The Watergate scandal and “All the President’s Men” taught us to follow the money.
That’s sage wisdom, but I’d like to take it a step further and tell you to “follow the incentives.” What I mean by that is to keep your head on a swivel.
Sadly, not everyone in this world has pure intentions and there’s a lot of BS (pardon my French) in the worlds of sales and finance. I’m here to tell you why if something sounds too good to be true, it usually is.
don’t let anyone sell you steak if you’re a vegan
When I started Dynamic Money, I made the deliberate choice to establish a fee-based financial firm.
Before I struck out on my own, I worked for other financial firms where I learned a lot and I was proud to call those businesses my employer, but I wasn’t in love with HOW I was being incentivized and compensated. Often times, the desires and needs of my clients didn’t match up to products that the firms were trying to push and boost.
It was kind of like working in a restaurant and the back of the house instructs the wait staff to really sell home a certain dish the kitchen has an abundance of. I was like a waiter trying to get a vegan to order a metaphorical 72 oz. rib eye. If you know what I mean…
Anyway, the ruse was so extensive that both the internal AND external marketing materials never let on to the gaping disconnect. The company lines were always some flowery statement like “we put our clients first” or “we treat our clients like family.”
Well, I’m here to pull back the curtain and call shenanigans!
Many firms (and not just calling out the big guys) incentivize employees based on certain products that don’t always makes sense for clients. No, I didn’t commit acts of elaborate espionage— all these guys hide in plain sight! It shouldn’t come as a surprise that Wells Fargo came under fire for opening fake accounts because it incentivized its employees to do so!
It’s not just about beating the market or beating the index or getting a better return, it’s about the incentives that are driving those decisions.
Our way: When You LOSE money, we LOSE money. When You make money, we make money.
With all the closed door deals and shady enterprises out there, I am not shy about how Dynamic Money makes its money.
We charge an upfront fee for financial planning and a fee based on your growth (or lack thereof) for managing investments.
There are no commissions or incentives like cruises or all-expense paid trips to Paris on the back end for any of our employees. We’re in the trenches with you!
But because everyone’s a critic, some people tell me that they don’t like the way we’re paid. In their perfect world, they would like it if we were paid only when their account grows.

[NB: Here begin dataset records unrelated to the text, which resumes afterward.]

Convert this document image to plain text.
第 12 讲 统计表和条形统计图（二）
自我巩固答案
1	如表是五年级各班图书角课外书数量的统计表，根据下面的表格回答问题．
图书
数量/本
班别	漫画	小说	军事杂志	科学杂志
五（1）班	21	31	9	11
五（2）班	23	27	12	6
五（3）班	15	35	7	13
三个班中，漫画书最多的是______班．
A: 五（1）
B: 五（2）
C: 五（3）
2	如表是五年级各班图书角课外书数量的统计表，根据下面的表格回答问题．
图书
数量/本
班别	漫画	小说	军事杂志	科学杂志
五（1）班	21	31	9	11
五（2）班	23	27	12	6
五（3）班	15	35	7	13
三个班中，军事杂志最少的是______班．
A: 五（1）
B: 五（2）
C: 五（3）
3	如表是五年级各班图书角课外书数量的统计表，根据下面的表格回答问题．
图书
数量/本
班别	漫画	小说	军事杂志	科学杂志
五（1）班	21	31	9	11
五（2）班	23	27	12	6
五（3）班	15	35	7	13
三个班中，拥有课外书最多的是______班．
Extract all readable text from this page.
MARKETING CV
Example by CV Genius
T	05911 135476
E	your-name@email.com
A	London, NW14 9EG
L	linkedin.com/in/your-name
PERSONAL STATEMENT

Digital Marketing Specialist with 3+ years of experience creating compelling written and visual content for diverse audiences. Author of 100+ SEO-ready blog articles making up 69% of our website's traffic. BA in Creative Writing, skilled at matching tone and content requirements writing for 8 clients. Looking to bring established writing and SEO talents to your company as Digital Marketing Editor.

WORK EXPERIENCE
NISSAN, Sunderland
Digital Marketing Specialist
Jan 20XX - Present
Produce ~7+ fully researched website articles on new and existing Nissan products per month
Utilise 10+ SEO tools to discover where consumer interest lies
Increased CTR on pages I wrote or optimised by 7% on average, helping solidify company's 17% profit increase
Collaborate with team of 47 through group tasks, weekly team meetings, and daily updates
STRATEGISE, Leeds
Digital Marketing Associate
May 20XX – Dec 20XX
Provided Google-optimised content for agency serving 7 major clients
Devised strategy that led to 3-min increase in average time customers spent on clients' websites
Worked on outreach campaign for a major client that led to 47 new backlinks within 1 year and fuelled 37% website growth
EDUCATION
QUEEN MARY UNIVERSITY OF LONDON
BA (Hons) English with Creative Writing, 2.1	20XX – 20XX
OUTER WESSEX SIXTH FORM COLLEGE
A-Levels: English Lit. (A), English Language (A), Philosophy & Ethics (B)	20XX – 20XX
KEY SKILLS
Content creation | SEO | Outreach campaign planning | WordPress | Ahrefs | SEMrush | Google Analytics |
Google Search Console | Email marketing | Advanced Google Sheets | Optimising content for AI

It’s an idea that seems great, right? And I get it, no one likes to be kicked when they’re down. But the danger in basing an entire operation that heralds beating the market or beating the index for its clients spawns a bunch of aggressive and risky money managers whose livelihoods DEPEND on beating the market.
(For the record, there’s no shame in working on commission or incentive because everyone has bills, families and lifestyles that require income.)
But let’s say a planner at Money Manager XYZ is managing the account of a couple that’s just two years away from retirement. That money manager is being compensated based on performance relative to the market, so they’re likely going play a lot riskier of a game, again, because their paycheck hinges on it.
How would you feel about someone making all of these risky and aggressive decisions with your money? NOT GREAT! We know that when retirement is within sight, it’s the time to dial down and make conservative decisions.
If our incentive was only to beat the market, you’re going to be as aggressive and risky as possible on your way to beating the market — which can put your dreams at risk!
experience what makes us different
I’ll go toe to toe with any of the big financial planning names on the block and not question our capabilities against theirs, because we’re great at what we do!
Our differentiator is that we don’t promise you a 1 percent higher return than another shop.
In fact, I don’t give a rip about a 1 percent higher return and that’s why we respectfully bow out of the returns game because that’s not our primary concern.
Our primary goal is that we become a trusted partner who sticks with you year over year and helps you reach your dreams for the future.
You don't want the incentives of the people managing your money to not line up with your incentives.
“Incentives are not strategy, they are tactics.”